A comp sci joke claims that there are 10 kinds of people: those who understand binary numerals and those who don’t. Being a former computer science student myself, I find it tickles my funny bone.
Note that I wrote “binary numerals” and not “binary numbers.” There are no binary numbers, just like there are no decimal numbers. Numbers are numbers, not decimal or binary or hexadecimal.
Numbers and Numerals
The distinction between numbers and numerals is important. Numbers are abstract entities that exist independent of their representations. Representations of numbers are called numerals. The familiar numerals of the Indian decimal system are ten in number: 0 through 9. The numerals of the less familiar binary system are two in number: 0 and 1. The number two is represented in decimal (base ten) as 2 and in binary (base two) as 10.
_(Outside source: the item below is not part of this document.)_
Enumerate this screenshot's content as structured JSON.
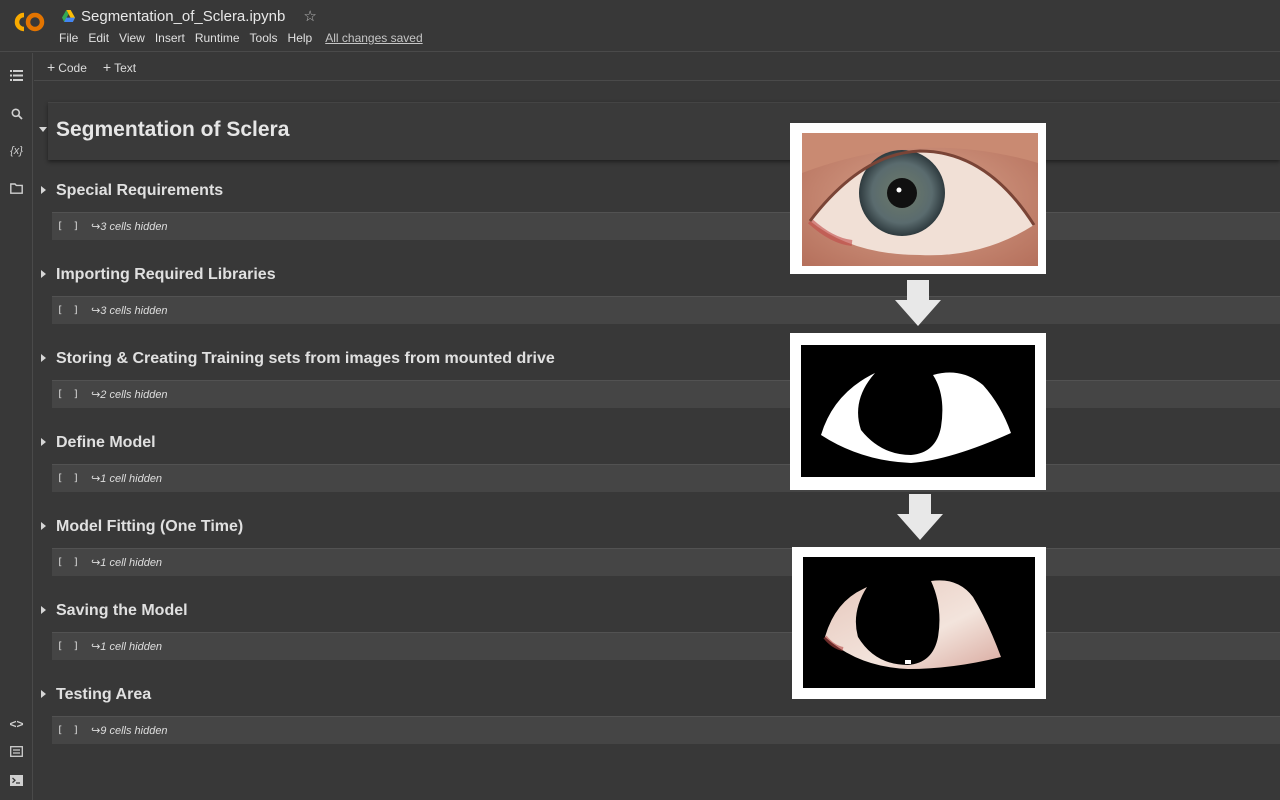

There are an infinite number of integers (whole numbers), an infinite number of fractions, a greater infinite number of real numbers, and so on. But the number of symbols in the decimal system is only ten and with only the addition of just one more symbol — the decimal point — all numbers can be represented. That’s magic.
The question whether numbers exist has bothered philosophers for some time. We enumerate, count and do arithmetic using the cardinal numbers. But would numbers exist in a world without objects? Does that question even make sense? As a worldly philosopher, my guess is that numbers do exist but they don’t persist once the thought that considers them ends. Numerals, though, exist and persist even when no human mind is contemplating them.
Here endth the lesson.
Postscript: I am appending what I wrote in reply to a comment to this post —
Numbers and numerals differ in the same sense that an object and its name differs. Think of something concrete such as a cow. That thing has different representations in different languages — cow in English, gai in Hindi, guru in Bengali, vache in French, vaca in Spanish, etc. Different base systems are like different languages to express the same abstract object.
Another analogy we could use is that of a person and his name. The same person can be referred to by different people using different names: Daddy by the kids, Alexis by the wife, Alex by his coworkers, Mr Martin by his clients, and Al by his friends. So the number five is represented by the commonly used numeral 5 but as the “V” in the Roman numeral system. So the representation “xi” could refer to the number eleven or to the name of a Chinese person, depending on the context.
Anyway, I like words. They help us think. The words “numbers” and “numerals” refer to different classes of objects. Words matter. They help us comprehend the world as ideas. Numbers are ideas and people have discovered different ways of representing them. Some centuries ago, Indians invented the representation for zero and the decimal positional system.